The availability of transacting technologies is widespread in the sub-Saharan region. Reliable online banking facilities, secure web servers and easy flowing logistics are some of the factors contributing to the pace and rate adoption.

“An omnichannel strategy makes it easier to manage the customer’s in-store experience while also leveraging the scalability of digital offerings,” says the Luxity co-founder.

“Retailers can use real time customer data to tailor their experience both on the digital and in the physical store. This ensures that they have a seamless experience with every encounter the customers have with the store.”

The omnichannel model will scale with time

Numerous retailers in the sub-Saharan market are struggling to create a synergy between their online and physical platforms. This can be attributed to investing in formulas on the merit of their past efficiency.

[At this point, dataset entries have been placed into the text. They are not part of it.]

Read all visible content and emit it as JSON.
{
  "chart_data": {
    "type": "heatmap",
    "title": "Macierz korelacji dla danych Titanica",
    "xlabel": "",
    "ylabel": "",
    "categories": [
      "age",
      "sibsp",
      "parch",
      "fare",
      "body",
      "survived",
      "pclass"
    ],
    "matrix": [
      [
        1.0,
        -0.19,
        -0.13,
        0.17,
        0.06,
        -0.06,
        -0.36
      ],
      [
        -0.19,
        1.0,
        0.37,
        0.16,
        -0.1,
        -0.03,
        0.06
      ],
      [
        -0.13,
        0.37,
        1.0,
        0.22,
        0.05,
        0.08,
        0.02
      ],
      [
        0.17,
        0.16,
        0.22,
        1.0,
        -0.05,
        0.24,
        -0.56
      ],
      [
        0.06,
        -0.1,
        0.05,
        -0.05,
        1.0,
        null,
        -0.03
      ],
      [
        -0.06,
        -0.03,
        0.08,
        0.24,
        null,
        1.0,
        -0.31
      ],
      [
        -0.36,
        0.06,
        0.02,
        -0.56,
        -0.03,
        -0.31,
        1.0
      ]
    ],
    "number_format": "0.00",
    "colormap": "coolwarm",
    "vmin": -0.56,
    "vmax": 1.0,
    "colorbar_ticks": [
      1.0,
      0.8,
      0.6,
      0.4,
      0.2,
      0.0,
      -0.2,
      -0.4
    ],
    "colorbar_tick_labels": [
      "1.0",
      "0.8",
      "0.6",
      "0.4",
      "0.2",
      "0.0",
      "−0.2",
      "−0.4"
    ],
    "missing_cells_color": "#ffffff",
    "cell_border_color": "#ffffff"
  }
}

Secondly, the synergy is stifled by implementing concepts copied from markets that function on different dynamics, socio-economic structures and behavioural patterns.

Despite the fashion retail sector experiencing a downturn due to the pandemic, stores with pristine online infrastructure experienced a boom in sales. This can be linked to the behavioural change imposed by the lockdowns implemented across the board.

The sub-Saharan market at large still perceives the brick and mortar stores as low risk. Largely due to the psychological attachment that is tied into the the traditional shopping experience.

With over 2000 malls in South Africa alone, the omnichannel model is perfect for introducing traditional shoppers to a new way of shopping.

“It is vital for African entrepreneurs to focus on solving local problems using local insights and solutions. Its important to keep searching for ways to retain customers. One way we have achieved this is through offering tailored payment options that are aligned with the unique attributes of the market we are serving. ” says the Luxity co-founder.

“Online shoppers want to feel comfortable and secure while transacting on the internet. At the same time, the digital platform’s inherent value is to lure customers into the physical store for a much deeper engagement and a curated experience with the items on sale.”